Under these circumstances, neither the Minimum Wages Act can be made applicable nor can the Sales Promotion Employees (Conditions and
Services) Act, 1976 be routinely applied to such employees. They can certainly take benefit under the provisions of the said Sales Promotion Act
only when they become ""employees"" within the meaning of the Minimum Wages Act, 1948 by inclusion of their employment in the Schedule. This
Court therefore is not in a position to appreciate the submissions of the State that since Pharmaceutical Industry is an establishment, therefore they
should be deemed to be employees under the Sales Promotion Act and consequently the provisions of the Minimum Wages Act should be made
applicable to them. Such an argument, in the opinion of this Court, cannot be accepted.
Having thus quashed both the notifications, this Court Allows the said Writ Petitions. They are both Allowed.
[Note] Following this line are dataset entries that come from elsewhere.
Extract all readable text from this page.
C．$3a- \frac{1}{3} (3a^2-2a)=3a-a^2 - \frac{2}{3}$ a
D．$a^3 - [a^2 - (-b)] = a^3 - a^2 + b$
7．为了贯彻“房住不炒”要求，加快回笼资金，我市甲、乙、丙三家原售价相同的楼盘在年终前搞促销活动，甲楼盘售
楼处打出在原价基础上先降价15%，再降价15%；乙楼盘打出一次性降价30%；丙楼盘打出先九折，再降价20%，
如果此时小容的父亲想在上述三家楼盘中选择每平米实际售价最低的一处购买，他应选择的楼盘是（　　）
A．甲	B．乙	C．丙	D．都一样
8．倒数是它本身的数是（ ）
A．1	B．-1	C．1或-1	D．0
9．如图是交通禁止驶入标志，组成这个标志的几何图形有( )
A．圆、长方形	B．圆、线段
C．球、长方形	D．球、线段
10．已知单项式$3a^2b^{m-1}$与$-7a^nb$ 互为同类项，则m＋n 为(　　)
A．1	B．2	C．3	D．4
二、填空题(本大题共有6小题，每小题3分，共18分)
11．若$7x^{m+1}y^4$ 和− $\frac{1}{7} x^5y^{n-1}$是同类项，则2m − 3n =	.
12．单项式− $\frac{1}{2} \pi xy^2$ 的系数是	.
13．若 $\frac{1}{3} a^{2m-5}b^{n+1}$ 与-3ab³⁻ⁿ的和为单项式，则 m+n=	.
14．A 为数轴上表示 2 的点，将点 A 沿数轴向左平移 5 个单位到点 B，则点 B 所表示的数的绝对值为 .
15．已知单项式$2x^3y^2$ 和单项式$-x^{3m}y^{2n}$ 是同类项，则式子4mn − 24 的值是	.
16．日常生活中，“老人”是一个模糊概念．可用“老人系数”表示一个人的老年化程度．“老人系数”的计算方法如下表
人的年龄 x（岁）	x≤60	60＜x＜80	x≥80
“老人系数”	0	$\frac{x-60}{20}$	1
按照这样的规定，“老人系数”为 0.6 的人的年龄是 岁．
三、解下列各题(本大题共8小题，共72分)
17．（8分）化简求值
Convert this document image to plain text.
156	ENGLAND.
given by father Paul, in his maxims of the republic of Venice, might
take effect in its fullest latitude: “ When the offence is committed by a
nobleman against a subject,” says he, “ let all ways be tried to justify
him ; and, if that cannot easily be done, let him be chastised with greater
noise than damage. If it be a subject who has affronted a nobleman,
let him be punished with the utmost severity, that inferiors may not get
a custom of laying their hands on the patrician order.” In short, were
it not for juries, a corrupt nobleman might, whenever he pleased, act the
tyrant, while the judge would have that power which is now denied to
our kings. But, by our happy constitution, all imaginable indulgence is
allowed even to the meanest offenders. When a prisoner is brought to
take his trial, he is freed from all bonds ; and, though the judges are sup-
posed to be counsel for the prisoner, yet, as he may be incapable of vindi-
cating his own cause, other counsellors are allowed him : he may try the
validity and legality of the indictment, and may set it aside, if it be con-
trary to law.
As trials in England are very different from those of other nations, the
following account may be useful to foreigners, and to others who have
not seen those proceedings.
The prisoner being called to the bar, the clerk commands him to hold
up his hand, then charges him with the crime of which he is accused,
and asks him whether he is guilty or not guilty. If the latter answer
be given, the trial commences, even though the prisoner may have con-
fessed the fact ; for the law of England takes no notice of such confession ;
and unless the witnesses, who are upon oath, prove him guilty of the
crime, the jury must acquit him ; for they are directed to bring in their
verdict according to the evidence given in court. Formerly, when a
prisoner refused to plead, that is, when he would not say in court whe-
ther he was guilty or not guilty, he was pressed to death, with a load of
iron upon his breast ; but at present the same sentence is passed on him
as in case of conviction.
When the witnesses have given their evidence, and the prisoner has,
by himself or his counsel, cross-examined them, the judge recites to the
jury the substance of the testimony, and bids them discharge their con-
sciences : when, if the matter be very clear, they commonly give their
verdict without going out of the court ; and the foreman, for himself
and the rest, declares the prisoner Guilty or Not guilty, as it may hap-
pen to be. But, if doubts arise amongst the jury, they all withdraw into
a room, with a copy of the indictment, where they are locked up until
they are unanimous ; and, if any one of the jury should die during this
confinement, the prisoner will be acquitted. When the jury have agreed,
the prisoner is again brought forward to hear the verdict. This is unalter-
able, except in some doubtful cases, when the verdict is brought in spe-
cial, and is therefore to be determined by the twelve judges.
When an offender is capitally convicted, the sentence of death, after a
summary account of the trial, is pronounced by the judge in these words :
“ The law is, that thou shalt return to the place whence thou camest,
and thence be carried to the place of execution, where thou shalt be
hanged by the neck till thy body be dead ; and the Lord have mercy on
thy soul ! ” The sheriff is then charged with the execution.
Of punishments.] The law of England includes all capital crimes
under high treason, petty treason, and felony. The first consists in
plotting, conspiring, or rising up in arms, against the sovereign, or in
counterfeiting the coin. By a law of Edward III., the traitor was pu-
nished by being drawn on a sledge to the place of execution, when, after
There shall however, be no Order as
to costs.
This Order however should not be construed to be an Order by which the State Government can be said to be permanently barred from taking
action u/s 27 of the Minimum Wages Act, 1948. They will be at liberty to take action afresh in accordance with law.
Later:
The Court: After the aforementioned judgment was dictated in Court, learned Counsel appearing for the State prayed for stay of this judgment.
Having considered the said prayer and having given my anxious consideration to the facts, circumstances and points involved in these writ petitions,
there is no question of granting any stay of this judgment.
The prayer for stay is, therefore, refused.
Urgent Photostat Certified copy of this order, if applied for, be supplied expeditiously after complying with all necessary legal formalities.